FHA Mobile Home Requirements

FAQ

What is the oldest manufactured home for an FHA loan?

To qualify for an FHA loan, a manufactured home must have been built later than June 15, 1976, and adhere to certain building standards and government guidelines. The maximum FHA mobile home loan amount is $92,904.

What does FHA consider a permanent foundation for a manufactured home?

For example: The United States Department of Housing and Urban Development (HUD) suggests that permanent foundations are meant to be site-built and constructed of durable materials such as concrete, treated wood or mortared masonry.

Who is the best lender for manufactured homes?

Company
Starting Interest Rate
Loan Terms (range)
Manufactured Nationwide Best Overall
Varies
15, 20, or 30 years
ManufacturedHome.Loan Best for Good Credit
Varies
Varies
21st Mortgage Corporation Best for Bad Credit
Varies
Varies
eLend Best for Low Down Payment
Varies
Varies

What is the loan term for a mobile home?

It depends on the lender. However, if you’re financing a mobile home on a permanent foundation, you’ll likely encounter loans with terms ranging from 15 to 30 years. However, if you’re using a chattel or personal loan, you’ll likely have a shorter repayment term.

Can you get a mortgage on a manufactured home?

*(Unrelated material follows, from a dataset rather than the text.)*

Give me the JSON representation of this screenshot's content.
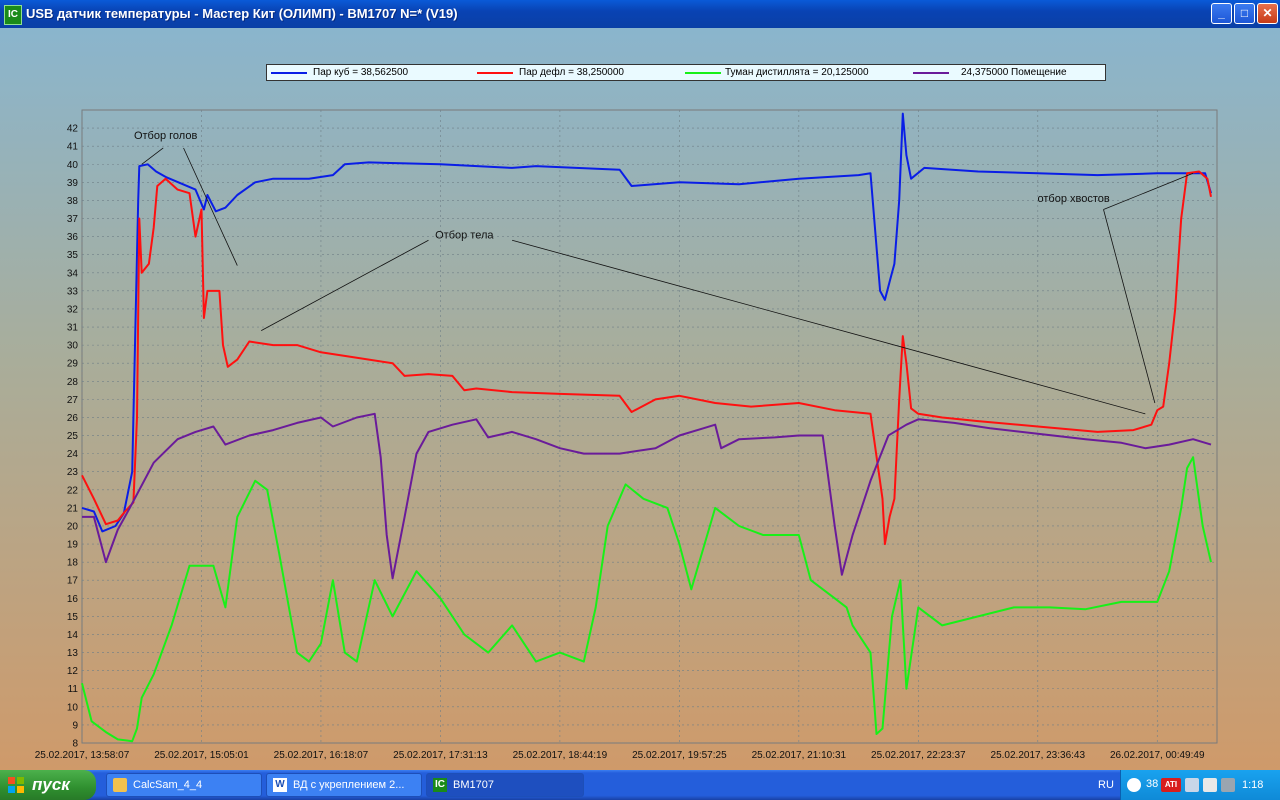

Yes, you can get a mortgage on a manufactured home. There are several options, including FHA loans, VA loans, and certain conventional loans. The home usually needs to meet specific requirements, such as being on a permanent foundation and classified as real property. Can you get a reverse mortgage on a manufactured home?

Can a mobile home be approved for an FHA loan?

Mobile home loans guaranteed by the FHA loan program have some unique requirements. One of them? The manufactured-by rule; HUD 4000.1 states that mobile homes manufactured before June 15, 1976 cannot be approved for an FHA mortgage. Then there’s a size restriction–your new home cannot be too small.

Are manufactured homes eligible for FHA financing?

Homes built prior to June 15, 1976, aren’t eligible for FHA financing. You’ll need to meet FHA minimum mortgage standards as a borrower, and your manufactured home and the land it’ll sit on will have to meet special property and construction requirements. What are my FHA manufactured home loan options?

Can a mobile home be too small for an FHA loan?

Then there’s a size restriction–your new home cannot be too small. HUD 4000.1 says your manufactured home must have a floor space of 400 feet or more to be approved for an FHA mortgage. And what about FHA loan limits for mobile homes?